Of course, the 2.61% dividend yield is enticing, but relative to the TSX Index, CN Rail has been a major laggard, and some may wonder if it’s time to move on from the fallen railway while it’s still in a bear market, down 22% from its all-time high hit back in 2024. Shares have been inching higher in recent quarters. And while the February gain is mildly encouraging, I certainly wouldn’t treat the move above $140 per share as an opportunity to lighten up on a position.
Personally, I view CN Rail as a great super-long-term hold, even as it manages through one of the harshest periods in recent memory. Of course, it’s been a tough five years, but my guess is the next five will be far brighter for the rail firm. Easier comparables are on the horizon, and while headwinds have not vanished, I think that freight volumes will rebound in due time, whether that’s in a few quarters or a year or more.

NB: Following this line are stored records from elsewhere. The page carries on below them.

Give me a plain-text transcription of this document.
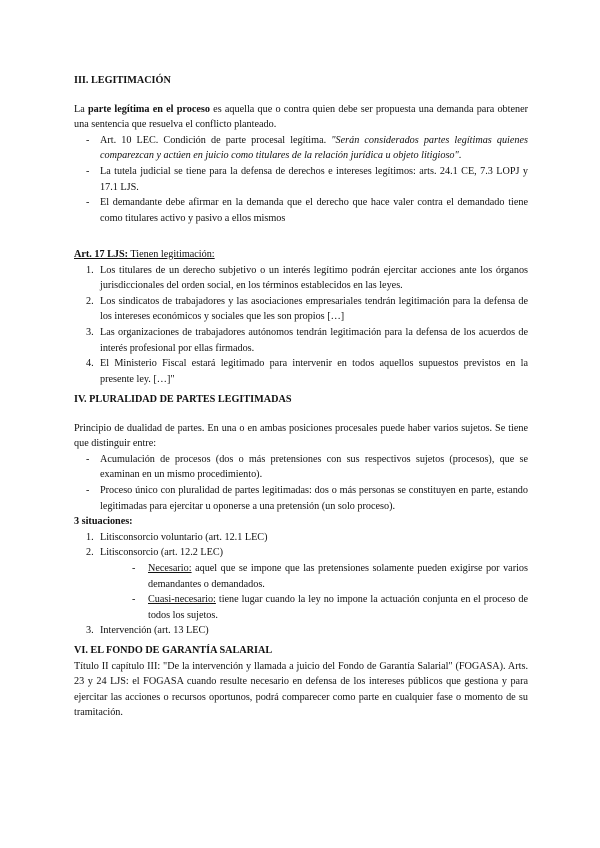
III. LEGITIMACIÓN

La parte legítima en el proceso es aquella que o contra quien debe ser propuesta una demanda para obtener una sentencia que resuelva el conflicto planteado.

- Art. 10 LEC. Condición de parte procesal legítima. "Serán considerados partes legítimas quienes comparezcan y actúen en juicio como titulares de la relación jurídica u objeto litigioso".
- La tutela judicial se tiene para la defensa de derechos e intereses legítimos: arts. 24.1 CE, 7.3 LOPJ y 17.1 LJS.
- El demandante debe afirmar en la demanda que el derecho que hace valer contra el demandado tiene como titulares activo y pasivo a ellos mismos

Art. 17 LJS: Tienen legitimación:

1. Los titulares de un derecho subjetivo o un interés legítimo podrán ejercitar acciones ante los órganos jurisdiccionales del orden social, en los términos establecidos en las leyes.
2. Los sindicatos de trabajadores y las asociaciones empresariales tendrán legitimación para la defensa de los intereses económicos y sociales que les son propios […]
3. Las organizaciones de trabajadores autónomos tendrán legitimación para la defensa de los acuerdos de interés profesional por ellas firmados.
4. El Ministerio Fiscal estará legitimado para intervenir en todos aquellos supuestos previstos en la presente ley. […]"

IV. PLURALIDAD DE PARTES LEGITIMADAS

Principio de dualidad de partes. En una o en ambas posiciones procesales puede haber varios sujetos. Se tiene que distinguir entre:

- Acumulación de procesos (dos o más pretensiones con sus respectivos sujetos (procesos), que se examinan en un mismo procedimiento).
- Proceso único con pluralidad de partes legitimadas: dos o más personas se constituyen en parte, estando legitimadas para ejercitar u oponerse a una pretensión (un solo proceso).

3 situaciones:

1. Litisconsorcio voluntario (art. 12.1 LEC)
2. Litisconsorcio (art. 12.2 LEC)
- Necesario: aquel que se impone que las pretensiones solamente pueden exigirse por varios demandantes o demandados.
- Cuasi-necesario: tiene lugar cuando la ley no impone la actuación conjunta en el proceso de todos los sujetos.
3. Intervención (art. 13 LEC)

VI. EL FONDO DE GARANTÍA SALARIAL

Título II capítulo III: "De la intervención y llamada a juicio del Fondo de Garantía Salarial" (FOGASA). Arts. 23 y 24 LJS: el FOGASA cuando resulte necesario en defensa de los intereses públicos que gestiona y para ejercitar las acciones o recursos oportunos, podrá comparecer como parte en cualquier fase o momento de su tramitación.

But if you’ve been so patient, why wait longer for an underperforming management team to deliver?
To put it simply, shares are too cheap at 17.4 times forward price to earnings (P/E), especially when you factor in the nearly guaranteed dividend hikes you’ll get along the way for holding. Though capital gains may be harder to come by, I think the worst is already baked in and that investors might have the odds on their side as investors come to expect less from the rail juggernaut.